QFES Director of Rural Operations Superintendent James Haig says large pockets of the southeast are experiencing some of the driest conditions in more than 20 years.

“Throw in the prospect of extremely intense wind gusts of up to 75km/h tomorrow and we are looking at a significant bushfire risk over the next 24 hours,” Superintendent Haig said.

“This [blanket ban] is a major step but we are facing a serious situation at the moment.

“The ground is dry, our forests are stressed and fuel loads are up due to Ex-Tropical Cyclone Debbie.”

The dangerous weather conditions have propelled the fire danger to very high and severe in many areas.

Superintendent Haig said a fire that started under the conditions forecast for Thursday will have the potential to spread rapidly, threaten lives and properties and will be difficult to contain.

“Let me be clear: residents need to be alert, prepared and stay informed in case a bushfire starts in their area.”

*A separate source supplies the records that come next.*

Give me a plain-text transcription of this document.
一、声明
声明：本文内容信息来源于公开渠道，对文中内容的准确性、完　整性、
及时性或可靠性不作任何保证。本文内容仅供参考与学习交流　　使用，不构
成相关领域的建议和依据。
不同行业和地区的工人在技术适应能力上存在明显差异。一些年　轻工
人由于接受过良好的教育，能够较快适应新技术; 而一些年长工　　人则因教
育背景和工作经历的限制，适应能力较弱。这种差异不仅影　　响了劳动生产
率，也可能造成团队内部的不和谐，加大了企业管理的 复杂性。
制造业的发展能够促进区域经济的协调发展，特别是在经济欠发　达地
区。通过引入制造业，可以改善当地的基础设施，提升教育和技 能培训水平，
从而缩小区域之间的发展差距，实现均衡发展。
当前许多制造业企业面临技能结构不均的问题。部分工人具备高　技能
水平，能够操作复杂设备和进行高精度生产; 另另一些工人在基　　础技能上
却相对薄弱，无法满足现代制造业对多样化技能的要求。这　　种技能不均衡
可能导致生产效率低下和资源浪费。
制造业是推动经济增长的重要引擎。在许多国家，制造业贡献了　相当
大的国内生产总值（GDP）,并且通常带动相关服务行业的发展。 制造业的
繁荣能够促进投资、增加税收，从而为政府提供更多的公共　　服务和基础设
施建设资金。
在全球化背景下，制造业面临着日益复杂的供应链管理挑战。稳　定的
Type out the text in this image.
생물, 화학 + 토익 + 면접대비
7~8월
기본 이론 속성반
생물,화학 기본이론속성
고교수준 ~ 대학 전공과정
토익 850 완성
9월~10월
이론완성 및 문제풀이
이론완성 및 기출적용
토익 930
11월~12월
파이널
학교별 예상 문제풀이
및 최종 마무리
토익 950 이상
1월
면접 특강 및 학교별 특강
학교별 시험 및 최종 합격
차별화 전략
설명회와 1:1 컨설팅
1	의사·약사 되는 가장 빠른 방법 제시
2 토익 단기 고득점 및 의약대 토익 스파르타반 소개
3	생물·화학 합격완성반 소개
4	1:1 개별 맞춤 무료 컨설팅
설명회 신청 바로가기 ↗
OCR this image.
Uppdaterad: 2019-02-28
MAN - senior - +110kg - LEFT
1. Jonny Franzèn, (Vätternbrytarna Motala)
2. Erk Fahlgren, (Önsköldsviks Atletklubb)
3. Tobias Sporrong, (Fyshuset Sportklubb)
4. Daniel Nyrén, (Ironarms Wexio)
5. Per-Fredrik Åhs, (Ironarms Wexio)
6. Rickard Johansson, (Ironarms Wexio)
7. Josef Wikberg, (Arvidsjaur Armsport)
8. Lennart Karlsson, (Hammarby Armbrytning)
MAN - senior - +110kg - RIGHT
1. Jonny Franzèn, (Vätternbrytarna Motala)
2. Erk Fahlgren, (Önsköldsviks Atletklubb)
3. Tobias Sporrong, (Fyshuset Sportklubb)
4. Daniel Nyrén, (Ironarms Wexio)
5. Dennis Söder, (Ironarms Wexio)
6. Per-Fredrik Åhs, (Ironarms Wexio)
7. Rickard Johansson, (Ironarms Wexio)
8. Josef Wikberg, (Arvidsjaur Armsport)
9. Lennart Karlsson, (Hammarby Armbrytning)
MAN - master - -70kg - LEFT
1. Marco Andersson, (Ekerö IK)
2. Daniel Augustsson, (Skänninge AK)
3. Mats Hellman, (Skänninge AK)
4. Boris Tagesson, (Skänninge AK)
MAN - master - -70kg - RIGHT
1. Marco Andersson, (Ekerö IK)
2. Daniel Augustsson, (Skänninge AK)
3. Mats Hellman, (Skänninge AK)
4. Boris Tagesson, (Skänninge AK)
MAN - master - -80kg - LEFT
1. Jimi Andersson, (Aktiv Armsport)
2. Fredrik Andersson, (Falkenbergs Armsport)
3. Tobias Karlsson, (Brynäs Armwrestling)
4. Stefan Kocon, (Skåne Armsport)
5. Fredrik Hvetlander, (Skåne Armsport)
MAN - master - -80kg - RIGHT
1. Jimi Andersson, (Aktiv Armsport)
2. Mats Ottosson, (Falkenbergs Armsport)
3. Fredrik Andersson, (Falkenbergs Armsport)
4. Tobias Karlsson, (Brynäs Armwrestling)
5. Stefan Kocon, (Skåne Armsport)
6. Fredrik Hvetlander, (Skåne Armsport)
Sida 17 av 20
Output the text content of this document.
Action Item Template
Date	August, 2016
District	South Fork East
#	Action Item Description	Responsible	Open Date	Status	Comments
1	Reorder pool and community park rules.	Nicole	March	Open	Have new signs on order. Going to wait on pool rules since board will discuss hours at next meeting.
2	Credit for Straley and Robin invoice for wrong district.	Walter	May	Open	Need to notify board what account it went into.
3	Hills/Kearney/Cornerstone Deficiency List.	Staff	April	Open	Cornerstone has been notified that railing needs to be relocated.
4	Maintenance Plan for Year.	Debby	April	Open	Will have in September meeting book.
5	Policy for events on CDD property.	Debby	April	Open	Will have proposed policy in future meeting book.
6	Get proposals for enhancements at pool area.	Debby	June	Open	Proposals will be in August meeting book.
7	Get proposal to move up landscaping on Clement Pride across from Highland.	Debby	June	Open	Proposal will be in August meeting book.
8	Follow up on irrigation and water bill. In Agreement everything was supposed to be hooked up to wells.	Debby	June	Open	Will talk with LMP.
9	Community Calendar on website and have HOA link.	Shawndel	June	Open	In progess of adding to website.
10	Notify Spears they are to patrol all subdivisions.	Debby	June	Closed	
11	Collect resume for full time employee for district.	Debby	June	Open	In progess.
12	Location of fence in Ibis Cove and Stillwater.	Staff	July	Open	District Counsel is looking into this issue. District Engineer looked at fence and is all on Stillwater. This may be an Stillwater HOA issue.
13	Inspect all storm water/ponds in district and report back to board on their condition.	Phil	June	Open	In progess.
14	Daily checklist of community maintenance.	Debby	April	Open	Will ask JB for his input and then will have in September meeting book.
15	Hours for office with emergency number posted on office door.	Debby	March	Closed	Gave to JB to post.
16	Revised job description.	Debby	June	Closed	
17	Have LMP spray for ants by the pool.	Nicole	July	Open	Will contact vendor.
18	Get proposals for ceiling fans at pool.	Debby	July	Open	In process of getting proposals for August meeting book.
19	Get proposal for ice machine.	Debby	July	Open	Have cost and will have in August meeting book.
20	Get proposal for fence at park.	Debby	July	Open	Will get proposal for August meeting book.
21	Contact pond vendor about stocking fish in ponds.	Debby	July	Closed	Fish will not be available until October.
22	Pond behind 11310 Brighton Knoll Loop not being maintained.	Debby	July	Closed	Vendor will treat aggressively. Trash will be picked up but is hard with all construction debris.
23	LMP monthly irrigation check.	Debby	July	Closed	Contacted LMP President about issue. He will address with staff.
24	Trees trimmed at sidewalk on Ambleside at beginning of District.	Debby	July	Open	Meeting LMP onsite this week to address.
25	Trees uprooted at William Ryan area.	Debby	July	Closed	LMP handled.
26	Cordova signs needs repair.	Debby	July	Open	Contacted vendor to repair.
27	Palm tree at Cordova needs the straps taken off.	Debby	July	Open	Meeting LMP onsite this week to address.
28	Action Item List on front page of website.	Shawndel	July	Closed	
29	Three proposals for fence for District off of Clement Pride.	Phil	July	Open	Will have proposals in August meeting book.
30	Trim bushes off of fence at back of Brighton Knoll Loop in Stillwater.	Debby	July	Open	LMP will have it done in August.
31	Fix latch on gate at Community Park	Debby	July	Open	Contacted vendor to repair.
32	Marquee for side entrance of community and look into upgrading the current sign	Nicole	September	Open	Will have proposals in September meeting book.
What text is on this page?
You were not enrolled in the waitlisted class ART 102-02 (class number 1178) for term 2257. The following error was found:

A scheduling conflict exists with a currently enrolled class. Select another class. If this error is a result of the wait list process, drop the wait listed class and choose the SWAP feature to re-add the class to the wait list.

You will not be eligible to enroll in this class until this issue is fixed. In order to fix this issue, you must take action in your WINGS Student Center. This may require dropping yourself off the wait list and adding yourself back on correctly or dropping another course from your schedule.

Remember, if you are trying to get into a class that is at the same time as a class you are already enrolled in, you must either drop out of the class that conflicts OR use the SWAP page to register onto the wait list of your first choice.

“People must not light a fire on their property, even small fires under two metres in any direction.

“Anyone caught lighting a fire during the ban not only risks their own safety but the safety of their community.”

There have already been more than 1700 bushfires across Queensland since the start of August, from Cape York in the north to the Gold Coast in the south.

Mr Haig said the ban was a good reminder for residents to prepare a bushfire survival plan.

“No part of Queensland is immune from bushfire this season,” he said. “All residents should take the time now to prepare their bushfire survival plan.”

“Those planning on conducting a property burn should contact their local fire warden first to determine if it is safe to light a fire.

“Permit holders need to make sure they comply with the permit conditions and ensure their permit is still valid, given restrictions have been imposed in many areas in light of the growing bushfire risk.”